To a Queen (in answer to Alfred Lord Tennyson) (pastiche)


(with apologies to Alfred Lord Tennyson)

Tempered, complicated – O you that bold
send armies from your office to roam the earth
spoiled by charms, power from birth
your deception has been told since the kings of old.

Victoria, - from your royal face,
from your lips to your brow
snobbishness did flow,
without grace, you treated my people base.

And should your weakness, be reported everywhere,
in gossip and jokes in your fallen empire that declines with time
then let this verse, this rhyme
tell of the worthlessness and how without care,

Then – your soldiers made mistakes,
and in a wild march to scorch the earth, women and children did fall
while you sat enthroned behind a palace-wall
while under trampling boots, canon fire the earth shakes –

Take, Madam, these accusations along,
for from your faults my people was buried in dust,
while Englishmen were heathen they could not trust,
your mindlessness, at a time flowed strong,

And as a ruler spoiling blood
you will have a price to pay in the last day!
May children of my nation’s children say:
“She robbed our parents from liberty, property and food.”
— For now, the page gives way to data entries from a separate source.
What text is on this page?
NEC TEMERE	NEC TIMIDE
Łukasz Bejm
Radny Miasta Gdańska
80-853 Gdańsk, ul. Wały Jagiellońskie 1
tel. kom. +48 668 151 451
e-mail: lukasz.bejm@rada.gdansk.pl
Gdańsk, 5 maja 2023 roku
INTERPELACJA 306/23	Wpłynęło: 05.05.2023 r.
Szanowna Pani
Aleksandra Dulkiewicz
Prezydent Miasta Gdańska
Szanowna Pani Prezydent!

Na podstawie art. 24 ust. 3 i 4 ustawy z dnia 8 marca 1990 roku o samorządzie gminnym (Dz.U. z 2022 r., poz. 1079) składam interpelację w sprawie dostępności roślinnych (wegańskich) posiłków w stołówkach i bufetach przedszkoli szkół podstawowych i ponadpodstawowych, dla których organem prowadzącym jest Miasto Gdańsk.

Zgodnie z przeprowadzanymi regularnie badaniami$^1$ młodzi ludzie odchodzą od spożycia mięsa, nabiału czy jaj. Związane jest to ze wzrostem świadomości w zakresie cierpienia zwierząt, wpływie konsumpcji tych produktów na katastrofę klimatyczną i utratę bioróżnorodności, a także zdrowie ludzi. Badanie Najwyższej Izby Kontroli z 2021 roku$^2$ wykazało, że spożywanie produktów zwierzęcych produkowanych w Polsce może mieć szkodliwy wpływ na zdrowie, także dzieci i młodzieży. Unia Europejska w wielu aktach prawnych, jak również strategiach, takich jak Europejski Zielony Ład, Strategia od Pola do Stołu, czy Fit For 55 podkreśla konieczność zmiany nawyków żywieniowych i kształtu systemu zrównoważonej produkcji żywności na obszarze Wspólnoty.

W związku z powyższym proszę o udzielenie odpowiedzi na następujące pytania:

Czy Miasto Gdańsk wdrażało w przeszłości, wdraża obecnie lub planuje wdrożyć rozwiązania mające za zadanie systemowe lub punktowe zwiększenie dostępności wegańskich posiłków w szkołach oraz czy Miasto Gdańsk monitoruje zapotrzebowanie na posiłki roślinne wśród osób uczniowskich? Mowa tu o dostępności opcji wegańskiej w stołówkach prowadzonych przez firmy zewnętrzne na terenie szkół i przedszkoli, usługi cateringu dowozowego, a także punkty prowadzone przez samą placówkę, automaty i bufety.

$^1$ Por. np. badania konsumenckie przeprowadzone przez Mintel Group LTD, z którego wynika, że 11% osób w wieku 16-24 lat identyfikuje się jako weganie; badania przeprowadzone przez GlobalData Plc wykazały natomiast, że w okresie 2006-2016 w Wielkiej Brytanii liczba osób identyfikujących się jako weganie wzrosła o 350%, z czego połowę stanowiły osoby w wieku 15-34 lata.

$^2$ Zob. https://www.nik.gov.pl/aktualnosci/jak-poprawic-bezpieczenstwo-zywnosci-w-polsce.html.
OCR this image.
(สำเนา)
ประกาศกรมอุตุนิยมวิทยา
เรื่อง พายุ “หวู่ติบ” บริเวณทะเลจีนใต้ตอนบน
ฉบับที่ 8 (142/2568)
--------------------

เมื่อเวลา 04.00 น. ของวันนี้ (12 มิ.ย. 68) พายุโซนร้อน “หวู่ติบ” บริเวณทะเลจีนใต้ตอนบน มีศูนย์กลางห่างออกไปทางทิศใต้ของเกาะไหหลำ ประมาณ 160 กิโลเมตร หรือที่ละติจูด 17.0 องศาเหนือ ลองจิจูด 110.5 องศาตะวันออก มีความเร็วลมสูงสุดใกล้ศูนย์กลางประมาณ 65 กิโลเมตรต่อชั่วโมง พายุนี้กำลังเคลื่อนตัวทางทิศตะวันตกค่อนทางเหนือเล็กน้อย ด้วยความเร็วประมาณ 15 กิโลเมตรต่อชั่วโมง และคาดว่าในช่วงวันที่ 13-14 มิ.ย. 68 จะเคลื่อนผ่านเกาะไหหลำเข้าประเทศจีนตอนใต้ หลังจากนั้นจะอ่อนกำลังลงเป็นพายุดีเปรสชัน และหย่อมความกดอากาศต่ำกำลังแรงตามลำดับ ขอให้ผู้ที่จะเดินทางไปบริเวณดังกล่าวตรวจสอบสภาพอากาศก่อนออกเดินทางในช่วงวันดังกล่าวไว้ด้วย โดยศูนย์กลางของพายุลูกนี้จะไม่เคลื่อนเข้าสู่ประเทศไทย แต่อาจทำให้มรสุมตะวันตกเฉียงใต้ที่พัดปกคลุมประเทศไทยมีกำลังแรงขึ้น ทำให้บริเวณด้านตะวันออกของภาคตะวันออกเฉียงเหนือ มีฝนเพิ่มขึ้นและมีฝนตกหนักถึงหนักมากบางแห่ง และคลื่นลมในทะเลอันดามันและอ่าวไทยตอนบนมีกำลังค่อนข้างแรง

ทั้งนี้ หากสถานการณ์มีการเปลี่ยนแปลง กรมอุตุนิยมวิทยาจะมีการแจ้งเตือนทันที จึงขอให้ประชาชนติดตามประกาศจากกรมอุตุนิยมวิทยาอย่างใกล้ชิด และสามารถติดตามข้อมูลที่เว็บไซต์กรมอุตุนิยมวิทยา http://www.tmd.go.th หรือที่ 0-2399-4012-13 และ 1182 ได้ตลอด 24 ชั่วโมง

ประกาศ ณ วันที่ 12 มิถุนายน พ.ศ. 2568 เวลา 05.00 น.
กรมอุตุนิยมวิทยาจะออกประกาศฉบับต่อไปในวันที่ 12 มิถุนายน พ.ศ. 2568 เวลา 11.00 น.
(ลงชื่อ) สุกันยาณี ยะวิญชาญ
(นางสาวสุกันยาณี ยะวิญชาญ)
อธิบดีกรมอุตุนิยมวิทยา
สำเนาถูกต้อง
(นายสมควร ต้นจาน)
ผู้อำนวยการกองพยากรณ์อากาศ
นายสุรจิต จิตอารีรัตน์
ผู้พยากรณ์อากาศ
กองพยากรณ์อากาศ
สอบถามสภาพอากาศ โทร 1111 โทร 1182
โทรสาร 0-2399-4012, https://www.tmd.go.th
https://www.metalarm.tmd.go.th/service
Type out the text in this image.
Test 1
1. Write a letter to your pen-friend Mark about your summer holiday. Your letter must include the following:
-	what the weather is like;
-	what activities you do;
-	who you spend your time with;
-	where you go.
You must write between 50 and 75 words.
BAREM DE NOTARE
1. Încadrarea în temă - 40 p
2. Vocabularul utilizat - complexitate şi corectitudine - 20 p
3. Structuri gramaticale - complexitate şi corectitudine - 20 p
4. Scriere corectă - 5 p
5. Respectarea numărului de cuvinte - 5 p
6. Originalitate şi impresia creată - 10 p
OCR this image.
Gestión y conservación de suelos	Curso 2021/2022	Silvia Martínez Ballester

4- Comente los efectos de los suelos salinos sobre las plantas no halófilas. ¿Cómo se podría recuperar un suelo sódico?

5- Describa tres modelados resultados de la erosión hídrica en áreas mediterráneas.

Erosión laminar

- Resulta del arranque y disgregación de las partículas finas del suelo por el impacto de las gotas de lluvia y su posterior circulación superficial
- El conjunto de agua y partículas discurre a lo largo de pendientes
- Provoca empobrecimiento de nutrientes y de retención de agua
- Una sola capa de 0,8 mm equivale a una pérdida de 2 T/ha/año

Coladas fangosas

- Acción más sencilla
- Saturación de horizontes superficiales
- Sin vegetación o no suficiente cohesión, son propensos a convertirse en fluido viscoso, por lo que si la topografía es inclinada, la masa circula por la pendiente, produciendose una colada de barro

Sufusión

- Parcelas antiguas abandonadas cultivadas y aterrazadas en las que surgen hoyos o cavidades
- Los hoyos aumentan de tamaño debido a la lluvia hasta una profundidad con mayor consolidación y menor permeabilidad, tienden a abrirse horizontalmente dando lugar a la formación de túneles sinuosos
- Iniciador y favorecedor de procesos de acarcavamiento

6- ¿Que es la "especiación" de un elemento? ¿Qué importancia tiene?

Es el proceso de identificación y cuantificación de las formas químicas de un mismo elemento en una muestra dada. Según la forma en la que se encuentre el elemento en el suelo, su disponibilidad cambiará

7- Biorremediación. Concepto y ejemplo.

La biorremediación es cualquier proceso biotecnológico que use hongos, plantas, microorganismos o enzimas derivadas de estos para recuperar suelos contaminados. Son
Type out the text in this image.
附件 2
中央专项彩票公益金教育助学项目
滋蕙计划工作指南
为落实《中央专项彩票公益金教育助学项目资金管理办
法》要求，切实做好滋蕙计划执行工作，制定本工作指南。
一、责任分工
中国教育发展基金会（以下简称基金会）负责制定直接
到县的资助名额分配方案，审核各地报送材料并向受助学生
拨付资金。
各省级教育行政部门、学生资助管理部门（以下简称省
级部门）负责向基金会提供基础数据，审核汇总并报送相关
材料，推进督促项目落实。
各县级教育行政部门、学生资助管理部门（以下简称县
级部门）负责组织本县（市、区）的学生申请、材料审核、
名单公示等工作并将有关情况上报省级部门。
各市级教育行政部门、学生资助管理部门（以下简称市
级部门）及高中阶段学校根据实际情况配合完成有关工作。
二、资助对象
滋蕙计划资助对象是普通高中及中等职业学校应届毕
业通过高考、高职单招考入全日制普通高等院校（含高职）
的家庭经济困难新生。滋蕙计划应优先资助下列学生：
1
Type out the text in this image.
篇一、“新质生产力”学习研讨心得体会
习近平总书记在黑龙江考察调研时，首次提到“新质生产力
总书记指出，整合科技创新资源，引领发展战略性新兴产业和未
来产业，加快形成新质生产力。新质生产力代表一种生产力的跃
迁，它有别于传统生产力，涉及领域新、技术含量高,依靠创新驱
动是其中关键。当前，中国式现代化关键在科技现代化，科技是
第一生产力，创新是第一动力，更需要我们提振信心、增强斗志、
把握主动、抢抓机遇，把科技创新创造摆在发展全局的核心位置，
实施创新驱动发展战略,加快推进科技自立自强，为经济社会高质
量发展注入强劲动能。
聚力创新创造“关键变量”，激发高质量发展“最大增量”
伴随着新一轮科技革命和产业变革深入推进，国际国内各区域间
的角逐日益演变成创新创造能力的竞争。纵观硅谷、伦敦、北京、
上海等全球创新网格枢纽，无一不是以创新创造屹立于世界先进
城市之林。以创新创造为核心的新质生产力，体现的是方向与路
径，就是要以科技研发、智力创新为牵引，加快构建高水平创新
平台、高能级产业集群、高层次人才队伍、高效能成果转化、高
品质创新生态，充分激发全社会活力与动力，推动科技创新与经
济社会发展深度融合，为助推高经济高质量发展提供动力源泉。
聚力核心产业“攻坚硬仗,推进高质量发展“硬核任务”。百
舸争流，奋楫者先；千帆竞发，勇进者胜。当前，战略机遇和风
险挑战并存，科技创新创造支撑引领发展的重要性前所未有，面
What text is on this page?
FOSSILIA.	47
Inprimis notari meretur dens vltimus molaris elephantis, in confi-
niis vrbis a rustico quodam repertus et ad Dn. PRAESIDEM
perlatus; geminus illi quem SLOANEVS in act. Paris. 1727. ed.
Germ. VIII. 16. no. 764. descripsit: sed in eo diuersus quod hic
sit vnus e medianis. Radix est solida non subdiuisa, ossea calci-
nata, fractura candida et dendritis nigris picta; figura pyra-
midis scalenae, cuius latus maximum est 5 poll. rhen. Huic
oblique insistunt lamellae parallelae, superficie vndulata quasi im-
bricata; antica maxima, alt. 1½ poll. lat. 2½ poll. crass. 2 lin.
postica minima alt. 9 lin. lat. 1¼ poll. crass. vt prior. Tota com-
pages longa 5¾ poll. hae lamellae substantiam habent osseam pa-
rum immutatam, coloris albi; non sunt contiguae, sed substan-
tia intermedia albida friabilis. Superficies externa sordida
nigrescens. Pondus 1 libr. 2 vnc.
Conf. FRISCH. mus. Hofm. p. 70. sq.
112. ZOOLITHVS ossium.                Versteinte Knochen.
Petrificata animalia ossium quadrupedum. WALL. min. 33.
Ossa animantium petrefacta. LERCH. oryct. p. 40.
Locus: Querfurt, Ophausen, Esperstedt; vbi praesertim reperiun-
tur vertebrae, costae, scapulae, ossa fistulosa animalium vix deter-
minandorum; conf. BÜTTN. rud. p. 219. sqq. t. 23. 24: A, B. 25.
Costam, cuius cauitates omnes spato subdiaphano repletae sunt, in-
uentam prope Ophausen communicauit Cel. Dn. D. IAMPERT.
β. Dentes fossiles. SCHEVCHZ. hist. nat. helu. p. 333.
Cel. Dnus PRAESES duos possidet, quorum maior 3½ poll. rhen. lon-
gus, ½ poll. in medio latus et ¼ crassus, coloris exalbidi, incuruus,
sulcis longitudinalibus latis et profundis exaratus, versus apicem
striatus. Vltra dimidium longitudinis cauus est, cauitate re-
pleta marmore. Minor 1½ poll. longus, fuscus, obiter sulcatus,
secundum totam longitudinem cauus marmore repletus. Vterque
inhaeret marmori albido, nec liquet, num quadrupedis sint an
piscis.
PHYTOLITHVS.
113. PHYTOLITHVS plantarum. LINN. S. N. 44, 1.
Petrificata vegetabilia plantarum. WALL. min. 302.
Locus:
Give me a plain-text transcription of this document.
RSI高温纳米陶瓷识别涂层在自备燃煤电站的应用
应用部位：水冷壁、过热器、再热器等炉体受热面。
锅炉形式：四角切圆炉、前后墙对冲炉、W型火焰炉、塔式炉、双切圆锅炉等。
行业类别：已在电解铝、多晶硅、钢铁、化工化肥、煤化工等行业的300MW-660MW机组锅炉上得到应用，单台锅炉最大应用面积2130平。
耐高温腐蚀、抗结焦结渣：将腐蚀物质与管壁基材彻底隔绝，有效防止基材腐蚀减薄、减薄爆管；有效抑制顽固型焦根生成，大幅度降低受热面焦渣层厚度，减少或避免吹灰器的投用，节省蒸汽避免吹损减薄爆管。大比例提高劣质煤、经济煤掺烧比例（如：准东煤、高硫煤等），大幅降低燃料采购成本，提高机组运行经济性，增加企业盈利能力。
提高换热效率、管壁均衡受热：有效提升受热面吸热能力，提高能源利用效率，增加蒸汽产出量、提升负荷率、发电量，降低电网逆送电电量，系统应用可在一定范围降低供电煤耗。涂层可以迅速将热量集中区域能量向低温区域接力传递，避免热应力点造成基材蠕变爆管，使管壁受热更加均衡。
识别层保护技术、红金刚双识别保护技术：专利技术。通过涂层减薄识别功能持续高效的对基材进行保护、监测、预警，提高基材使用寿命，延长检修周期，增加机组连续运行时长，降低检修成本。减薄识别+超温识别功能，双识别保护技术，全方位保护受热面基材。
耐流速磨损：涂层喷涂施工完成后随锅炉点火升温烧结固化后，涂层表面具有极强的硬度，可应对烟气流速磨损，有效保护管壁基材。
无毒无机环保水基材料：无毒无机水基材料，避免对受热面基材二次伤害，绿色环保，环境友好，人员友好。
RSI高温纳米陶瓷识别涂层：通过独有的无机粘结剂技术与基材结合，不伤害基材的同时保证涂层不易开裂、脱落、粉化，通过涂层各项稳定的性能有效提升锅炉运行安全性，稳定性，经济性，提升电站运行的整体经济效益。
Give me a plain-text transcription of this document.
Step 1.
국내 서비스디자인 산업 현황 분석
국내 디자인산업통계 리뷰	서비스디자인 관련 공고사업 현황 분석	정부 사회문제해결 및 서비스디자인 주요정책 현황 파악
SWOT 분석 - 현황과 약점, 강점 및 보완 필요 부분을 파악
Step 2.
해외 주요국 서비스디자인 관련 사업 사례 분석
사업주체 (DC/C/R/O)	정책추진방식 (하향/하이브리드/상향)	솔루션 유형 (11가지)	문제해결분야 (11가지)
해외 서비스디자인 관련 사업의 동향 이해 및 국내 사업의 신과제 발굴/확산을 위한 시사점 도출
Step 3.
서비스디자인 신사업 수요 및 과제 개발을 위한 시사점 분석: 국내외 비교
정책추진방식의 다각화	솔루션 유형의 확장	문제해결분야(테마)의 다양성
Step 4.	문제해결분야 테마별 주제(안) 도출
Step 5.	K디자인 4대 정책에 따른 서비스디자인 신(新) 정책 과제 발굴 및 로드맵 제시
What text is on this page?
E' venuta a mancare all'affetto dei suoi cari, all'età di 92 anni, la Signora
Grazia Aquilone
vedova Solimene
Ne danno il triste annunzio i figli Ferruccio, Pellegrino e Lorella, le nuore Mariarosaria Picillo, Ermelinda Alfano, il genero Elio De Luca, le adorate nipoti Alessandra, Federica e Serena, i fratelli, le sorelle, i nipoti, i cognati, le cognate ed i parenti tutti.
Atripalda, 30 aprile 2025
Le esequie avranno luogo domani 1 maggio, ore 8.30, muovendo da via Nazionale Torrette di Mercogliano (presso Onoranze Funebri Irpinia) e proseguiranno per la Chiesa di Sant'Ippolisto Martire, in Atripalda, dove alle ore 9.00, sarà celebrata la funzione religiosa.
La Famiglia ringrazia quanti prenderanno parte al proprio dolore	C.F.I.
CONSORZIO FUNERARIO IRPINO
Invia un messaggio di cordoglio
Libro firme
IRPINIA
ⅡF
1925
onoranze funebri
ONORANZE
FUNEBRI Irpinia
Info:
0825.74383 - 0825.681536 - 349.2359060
“Her court was impure, her life unclean;
God unleash your power against every vile purpose,
let Your eternal judgment in its reckoning close
against Victoria’s descendants, against the queen;”

“And to the men who at her councils met
who knew when to rape, pillage and take
let You of them a example make,
them who bounded freedom, abusing wider yet”

“By shaping unwanted, unjust decree after decree
which made the innocents blood spill
who exercised their own will
and forever cursed Victoria and they will be.”

[References: “To The Queen: Revered, beloved – O you that hold” by Alfred Lord Tennyson. This poem is written in remembrance of the twenty thousand (some figures are as high as thirty five thousand) innocent white Afrikaner women and children that died in British concentration camps in South Africa, after their farms and houses were scorched by the British in the Anglo-Boer war in South Africa, which includes a great grandmother of mine. For a clear picture of these atrocities read my epic poem “Through the eyes of a field coronet” which is based on the eyewitness account of field coronet (Captain) JJ Potgieter.]